Das Peace Paper Project in der Lerchenhalle

Seit einiger Zeit hat das Fab Lab in der Lerchenhalle einen interessanten neuen Nachbarn: Drew Matott. Seine Spezialität ist das Herstellen von Papier. Vor einiger Zeit hat er schon einen großen Workshop im Fab Lab gegeben, wir haben ihm nun dazu einige Fragen gestellt:

Drew, wie bist du zum Papiermachen gekommen?

Zum ersten Mal während meines Studiums an der University of Buffalo, als ich 20 war. Fasziniert hat mich das erst, aber als ich lernte, dass man Papier aus alten Kleidungsstücken machen kann und dadurch eine direkte, persönliche Verbindung zum Material habe.

Und wie wurde das Peace Paper Project daraus?

Als ich dann irgendwann meine Familie besuchte, entdeckte ich in einer Kiste mit Sachen meines Vaters – er starb, als ich fünf war – ein Paar Blue Jeans und ein Taschentuch. Ich fragte meine Mutter, ob ich daraus Papier machen könnte. Sie fand das erst nicht so super. Am nächsten Tag sagte sie dann, du kannst das machen, wenn du auf das Papier seine Gedichte, Zeichnungen und Fotografien druckst.

Ich habe dann für jeden in der Familie ein Album gemacht, 13 insgesamt. Eins habe ich meinem Onkel gebracht, der sich mit meinem Vater über den Vietnamkrieg zerstritten hatte. Mein Vater hielt es für seine Pflicht, gegen den Krieg zu protestieren, mein Onkel hielt es für seine Pflicht, in Vietnam zu kämpfen. Die beiden haben danach kaum noch miteinander geredet. Als mein Onkel das Album aufmachte, hatte er Tränen in den Augen. Er hat sich das dann immer wieder angeschaut. Das war der Monent, als mir klar wurde, dass man mit Papier mehr machen kann als es einfach nur zu bedrucken.

Nach meinem Studium fing ich an, mit Veteranen aus den Kriegen im Irak und in Afghanistan Papier herzustellen, aus ihren Uniformen. Daraus wurde das Projekt „Combat Paper“. Heute ist das ein großes Programm in den USA, das Militär unterstützt es als Therapie für traumatisierte Soldaten.

2011 wendete ich mich anderen, marginalisierten oder traumatisierten Gruppen zu, wie Einwanderern oder Opfern sexuellen Missbrauchs. So entstand das „Peace Paper Project“, als eine andere Art von Therapie. Heute ist es eine internationale Organisation mit 35 Werkstätten weltweit.

Und du leitest diese Organisation?

Ja.

Wow!

In Istanbul haben wir zum Beispiel mit Waisenkindern gearbeitet.
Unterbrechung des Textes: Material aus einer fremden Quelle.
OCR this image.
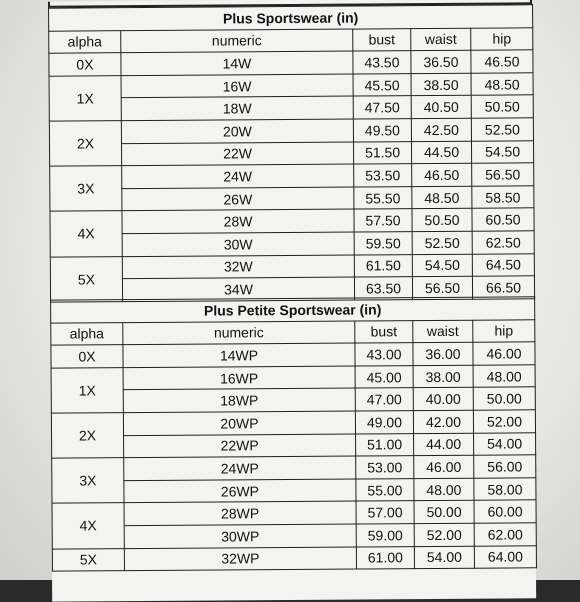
Plus Sportswear (in)				
alpha	numeric	bust	waist	hip
0X	14W	43.50	36.50	46.50
1X	16W	45.50	38.50	48.50
	18W	47.50	40.50	50.50
2X	20W	49.50	42.50	52.50
	22W	51.50	44.50	54.50
3X	24W	53.50	46.50	56.50
	26W	55.50	48.50	58.50
4X	28W	57.50	50.50	60.50
	30W	59.50	52.50	62.50
5X	32W	61.50	54.50	64.50
	34W	63.50	56.50	66.50
Plus Petite Sportswear (in)				
alpha	numeric	bust	waist	hip
0X	14WP	43.00	36.00	46.00
1X	16WP	45.00	38.00	48.00
	18WP	47.00	40.00	50.00
2X	20WP	49.00	42.00	52.00
	22WP	51.00	44.00	54.00
3X	24WP	53.00	46.00	56.00
	26WP	55.00	48.00	58.00
4X	28WP	57.00	50.00	60.00
	30WP	59.00	52.00	62.00
5X	32WP	61.00	54.00	64.00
Wir haben das mit islamischer Kalligraphie verbunden, mit der traditionellen Papierherstellung in islamischen Ländern. So sind die Programme immer etwas anders, je nach Ort und Geschichte.

Die Verbindung hier mit Fabulous St. Pauli ist auch wieder etwas Besonderes. Wir haben die traditionelle Papierherstellung damit kombiniert, dass die Workshop-Teilnehmer sich ihre eigenen Buchumschläge für das Papier mit Lasercutter geschnitten haben. Das ist für mich ein großartiges Beispiel, wie man das an einem neuen Ort anders adaptiert.

Wie funktioniert das Papiermachen praktisch?

Zuerst haben die Teilnehmer, 23 insgesamt, die Kleider, die sich mitgebracht haben, kleingeschnitten.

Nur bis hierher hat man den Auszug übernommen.